They'd best get a wiggle on, though, because The Times yesterday revealed that one of their competitors has been given the green light.
E-Lites, which makes e-cigarettes containing nicotine, will launch an advertising campaign on Saturday on ITV, Sky and Channel 5, featuring the BBC’s Waterloo Road actor Mark Benton.I've commented before that e-cigs have gone from cottage industry to big business in a remarkably short space of time, and it's delicious to see two suppliers fighting to be the first to achieve widespread TV recognition.
Standing in their way, though - apart from the clowns who produced the EU TPD - are archaic rules on advertising which don't take such ground-breaking products into account, along with the mindless state intransigence which is behind them.

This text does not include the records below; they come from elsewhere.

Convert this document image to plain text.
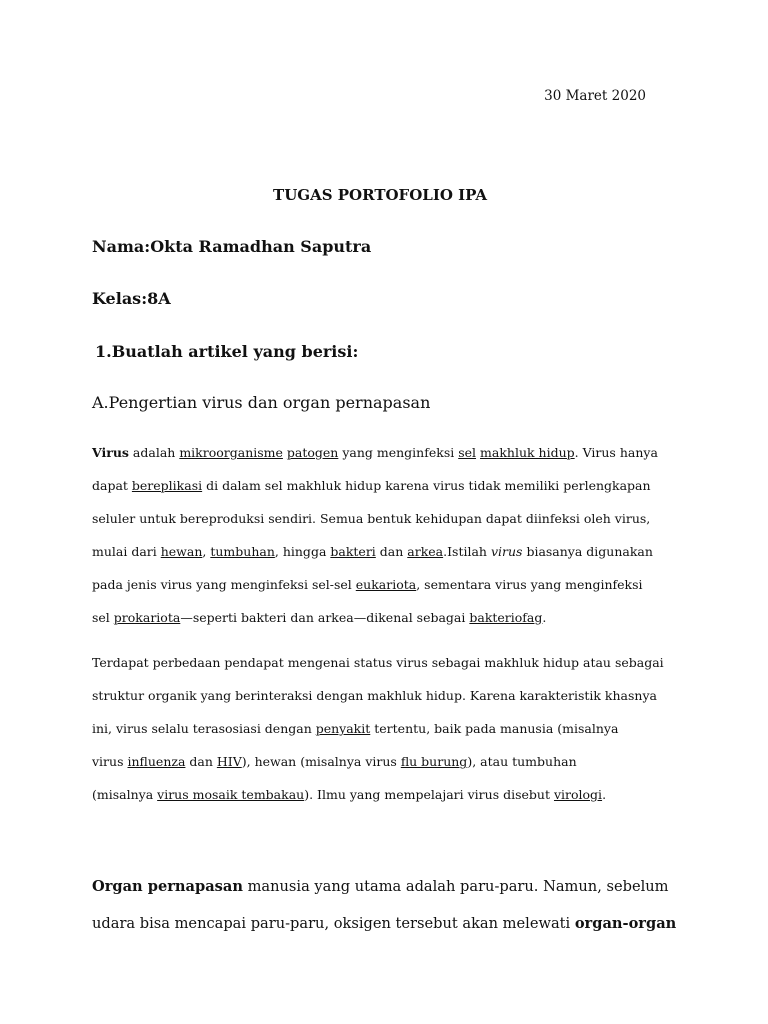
30 Maret 2020
TUGAS PORTOFOLIO IPA
Nama:Okta Ramadhan Saputra
Kelas:8A
1.Buatlah artikel yang berisi:
A.Pengertian virus dan organ pernapasan

Virus adalah mikroorganisme patogen yang menginfeksi sel makhluk hidup. Virus hanya
dapat bereplikasi di dalam sel makhluk hidup karena virus tidak memiliki perlengkapan
seluler untuk bereproduksi sendiri. Semua bentuk kehidupan dapat diinfeksi oleh virus,
mulai dari hewan, tumbuhan, hingga bakteri dan arkea.Istilah virus biasanya digunakan
pada jenis virus yang menginfeksi sel-sel eukariota, sementara virus yang menginfeksi
sel prokariota—seperti bakteri dan arkea—dikenal sebagai bakteriofag.

Terdapat perbedaan pendapat mengenai status virus sebagai makhluk hidup atau sebagai
struktur organik yang berinteraksi dengan makhluk hidup. Karena karakteristik khasnya
ini, virus selalu terasosiasi dengan penyakit tertentu, baik pada manusia (misalnya
virus influenza dan HIV), hewan (misalnya virus flu burung), atau tumbuhan
(misalnya virus mosaik tembakau). Ilmu yang mempelajari virus disebut virologi.

Organ pernapasan manusia yang utama adalah paru-paru. Namun, sebelum
udara bisa mencapai paru-paru, oksigen tersebut akan melewati organ-organ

Adrian Everett, the chief executive of the Bromsgrove-based company, said it had taken 14 months to clear the 30-second advert with Clearcast, the body that vets TV advertising before broadcast. E-Lites was forced to drop any footage of the product itself or promote the “intrinsic benefit of switching” from tobacco to ecigarettes.
The Advertising Standards Authority has the power to ban adverts, but believes that the rules are sufficiently tight to “severely restrict” e-cigarette advertising on television.It begs a simple one word question. Why?
Why, when government is spending £2.7m trying to force smokers to quit, is Clearcast delaying these ads for 14 months? Why, when anecdotal evidence strongly suggests that e-cigs are encouraging smokers to quit in far larger numbers than the 'mutations' campaign could ever dream of swaying? Why, when the E-Lites campaign costs the taxpayer nothing?
Why are they not allowed to advertise the incontrovertible fact that e-cigs are infinitely safer than tobacco? Why is footage of the product not allowed when it isn't tobacco and therefore not covered by the ban on tobacco advertising? Why would the state - which is aggressively determined to stamp out smoking, apparently - be happy that the ASA is acting to "severely restrict" something which has huge potential to do exactly that?
Why?
Why is the state making e-cigs jump through such preposterous hoops to help people quit, eh? A cynic might think there was some conspiracy to close the nicotine market to anything but pharmaceutical products.
It's either that, or politicians - and the creaking bureaucratic institutions their inadequacy creates - are dangerously inept and woefully incapable of embracing common sense.
The one certainty is that, yet again, the very last consideration in any of their minds is health.